Building on what she learned about logistic regression in Data 100 for predicting if a value is 1 or 0, or if a message is spam or not spam, an answer true or false, Persson developed a way to predict if a line would be struck or not struck in each version. For her, the key indicator was whether the line contained the name of a specific character who was prominent in the first draft, disappeared in the second, then returned with a lowered profile in the following versions. If the character’s name appeared in a line, it was 50 percent more likely to be struck.

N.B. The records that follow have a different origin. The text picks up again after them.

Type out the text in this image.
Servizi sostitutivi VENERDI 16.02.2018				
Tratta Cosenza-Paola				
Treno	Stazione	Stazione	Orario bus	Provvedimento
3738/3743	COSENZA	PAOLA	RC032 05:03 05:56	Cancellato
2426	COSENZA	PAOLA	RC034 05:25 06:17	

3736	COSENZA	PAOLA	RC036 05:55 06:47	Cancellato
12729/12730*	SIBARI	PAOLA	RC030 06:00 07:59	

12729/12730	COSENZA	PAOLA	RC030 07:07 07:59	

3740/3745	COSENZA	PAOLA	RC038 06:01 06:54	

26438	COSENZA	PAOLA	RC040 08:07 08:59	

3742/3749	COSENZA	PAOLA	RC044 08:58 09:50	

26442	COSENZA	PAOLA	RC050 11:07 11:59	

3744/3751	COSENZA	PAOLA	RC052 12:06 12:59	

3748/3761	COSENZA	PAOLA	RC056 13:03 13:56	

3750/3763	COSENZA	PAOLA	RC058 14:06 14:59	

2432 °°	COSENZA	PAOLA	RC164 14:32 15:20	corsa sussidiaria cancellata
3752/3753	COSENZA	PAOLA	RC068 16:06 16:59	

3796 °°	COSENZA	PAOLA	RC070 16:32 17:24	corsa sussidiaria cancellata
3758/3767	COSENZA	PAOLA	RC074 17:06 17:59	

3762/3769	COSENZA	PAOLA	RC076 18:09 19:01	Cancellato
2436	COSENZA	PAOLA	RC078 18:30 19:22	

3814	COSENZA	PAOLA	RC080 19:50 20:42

“What I liked most was applying the skills I had, but it still challenged me,” Persson said. “I felt like I had the skills needed to get started and I could develop further skills. I definitely learned more about coding in Python.”

Discovery student Ellen Persson used what she learned in Data 100 to create these graphs to show the difference in the frequency of offsets for the characters in different drafts of "Madame Bovary."

Digging into Flaubert’s style

In addition to better understanding how Flaubert edited or censored himself, Naddaff also plans to look for evidence of him being influenced by other 18th- and 19th-century writers. How did his careful reading and study of other writers influence the editing of his work, Naddaff wonders. “Flaubert was a writer under the influence of poets and novelists he both admired and detested, not just the solitary hermit genius author many believe him to be,” Naddaff said.

“One of his lovers was Louise Colet, a minor poet, and he edited her poetry among other things,” Naddaff said. “Flaubert  would send his carefully copyedited pages to Colet and she would respond, accepting and rejecting the changes he made to her poems, deciding which of his editorial remarks captured her own sense of the poems’ form and content. The way he edited her was but one of the ways he learned to edit himself and to develop his own style.”

Even after more than 150 years, researchers disagree on Flaubert’s treatment of the romantic and realist traditions.

“He’s writing ironic parodies of them, of course, but he is also trying to assimilate them into a new style, a hybrid form, poetic prose and prosaic poetry,” Naddaff said. “There was a whole invisible network composing the novel with him.” 

In the end, Naddaff plans to make use of data “in ways I haven’t seen done a lot. This data will make the results strong and detailed,” she said. “Adam really thought a lot about how to do this -- he brainstormed, informed and structured the project.”

Anderson said using data-driven analysis could dramatically change how research is done in the humanities. 

“Often the methods are subjective and not clearly spelled out, with a researcher saying ‘here are my results based on my 30 years of experience,’” Anderson said. “By bringing these tools into the humanities, we can produce results that are fully contexualized and indexed. I’m really glad Professor Naddaff thought of this and asked for our help.”